Qualquer que seja a vontade das empresas de transformar os assalariados em vendedores vorazes, eles continuarão a ser humanos frágeis, marcados por sua educação, seu meio social, seus traumatismos, suas limitações.

Assim, sensata se mostra uma abordagem racional, que leve em conta não somente o fator psicológico dos indivíduos envolvidos, mas também o aspecto organizacional, uma vez que, muito embora todos esses determinismos estejam interligados, o indivíduo continua tendo liberdade de ação ou reação, devendo arcar com as conseqüências dos seus atos.


2 O assédio moral decorrente do abuso do poder empregatício

O exercício irregular das prerrogativas da hierarquia pode guardar estreita correlação com o fenômeno do assédio moral, uma vez que os reincidentes abusos e ingerências constituem, em muitas conjunturas, uma das formas de atuação do agressor.

A propósito, para melhor ilustrar essa tese, cumpre trazer à baila o seguinte exemplo hipotético: o diretor de determinada organização suspendeu, por 30 (trinta) dias consecutivos (prazo máximo previsto no art. 474 da CLT), um supervisor responsável por determinado setor, simplesmente porque não atingiu, em determinado mês, a meta de vendas estipulada, alegando, para tanto, que o mesmo agiu com desídia no desempenho de suas funções. Ocorre que o funcionário punido, reconhecidamente dedicado e detentor de invejável histórico de superação de metas, há muito aspirava à promoção a um cargo de gerência, cuja seleção interna finalmente ocorreria nos 10 (dez) dias seguintes à suposta infração.

Nesse caso, é evidente que nem sequer houve infração, posto que o supervisor era assíduo, pontual e estava executando as atribuições concernentes à sua função normalmente. Afastada a tipicidade, requisito objetivo do exercício do poder disciplinar, tem-se que não houve motivo a ensejar a aplicação de sanção, o que denota infundada perseguição do diretor àquele subordinado, conduta lesiva constante em situações de assédio moral.

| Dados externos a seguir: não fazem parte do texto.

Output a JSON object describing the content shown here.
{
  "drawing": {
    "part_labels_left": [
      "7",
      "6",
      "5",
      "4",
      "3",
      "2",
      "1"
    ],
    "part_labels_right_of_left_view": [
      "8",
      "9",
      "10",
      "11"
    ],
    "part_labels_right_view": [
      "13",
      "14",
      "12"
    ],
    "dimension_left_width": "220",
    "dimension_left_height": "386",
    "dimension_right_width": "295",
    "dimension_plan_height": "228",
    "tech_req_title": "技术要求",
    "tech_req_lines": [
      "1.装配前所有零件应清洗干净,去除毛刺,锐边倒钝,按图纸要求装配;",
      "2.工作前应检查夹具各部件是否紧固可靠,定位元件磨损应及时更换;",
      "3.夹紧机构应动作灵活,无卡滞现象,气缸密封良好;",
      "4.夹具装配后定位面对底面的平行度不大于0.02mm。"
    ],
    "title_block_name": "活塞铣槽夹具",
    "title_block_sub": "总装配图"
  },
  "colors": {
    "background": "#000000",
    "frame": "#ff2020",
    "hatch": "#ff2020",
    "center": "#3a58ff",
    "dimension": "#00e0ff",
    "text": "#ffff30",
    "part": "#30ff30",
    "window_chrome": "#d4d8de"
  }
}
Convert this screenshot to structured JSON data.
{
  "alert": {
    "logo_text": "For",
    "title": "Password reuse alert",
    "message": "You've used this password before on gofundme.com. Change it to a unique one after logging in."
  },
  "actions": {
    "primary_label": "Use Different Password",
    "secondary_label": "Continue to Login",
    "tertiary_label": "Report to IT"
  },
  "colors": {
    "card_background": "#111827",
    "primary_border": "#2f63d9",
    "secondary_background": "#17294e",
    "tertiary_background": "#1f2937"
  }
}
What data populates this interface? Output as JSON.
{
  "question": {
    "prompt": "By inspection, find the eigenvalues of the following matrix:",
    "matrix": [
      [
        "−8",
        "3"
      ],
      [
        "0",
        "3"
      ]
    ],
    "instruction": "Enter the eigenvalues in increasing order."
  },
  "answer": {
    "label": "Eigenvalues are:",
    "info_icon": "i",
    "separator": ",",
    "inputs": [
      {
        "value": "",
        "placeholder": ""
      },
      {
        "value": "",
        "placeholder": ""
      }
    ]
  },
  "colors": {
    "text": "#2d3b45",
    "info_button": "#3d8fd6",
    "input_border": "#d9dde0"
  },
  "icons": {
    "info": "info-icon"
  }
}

Certamente, as reais possibilidades de ascensão do supervisor despertaram a inveja do seu superior hierárquico, que se sentia deveras incomodado e, por que não dizer, ameaçado pela carreira meteórica que aquele profissional estava a perquirir. Analisando a promoção do seu subordinado ao cargo de gerência como uma etapa para uma eventual e futura conquista da direção daquela renomada organização, o citado diretor utilizou-se do poder disciplinar que lhe é peculiar para forjar uma situação de suposto cometimento de falta laboral e conseqüente aplicação de sanção, de modo a alcançar a sua egoísta pretensão.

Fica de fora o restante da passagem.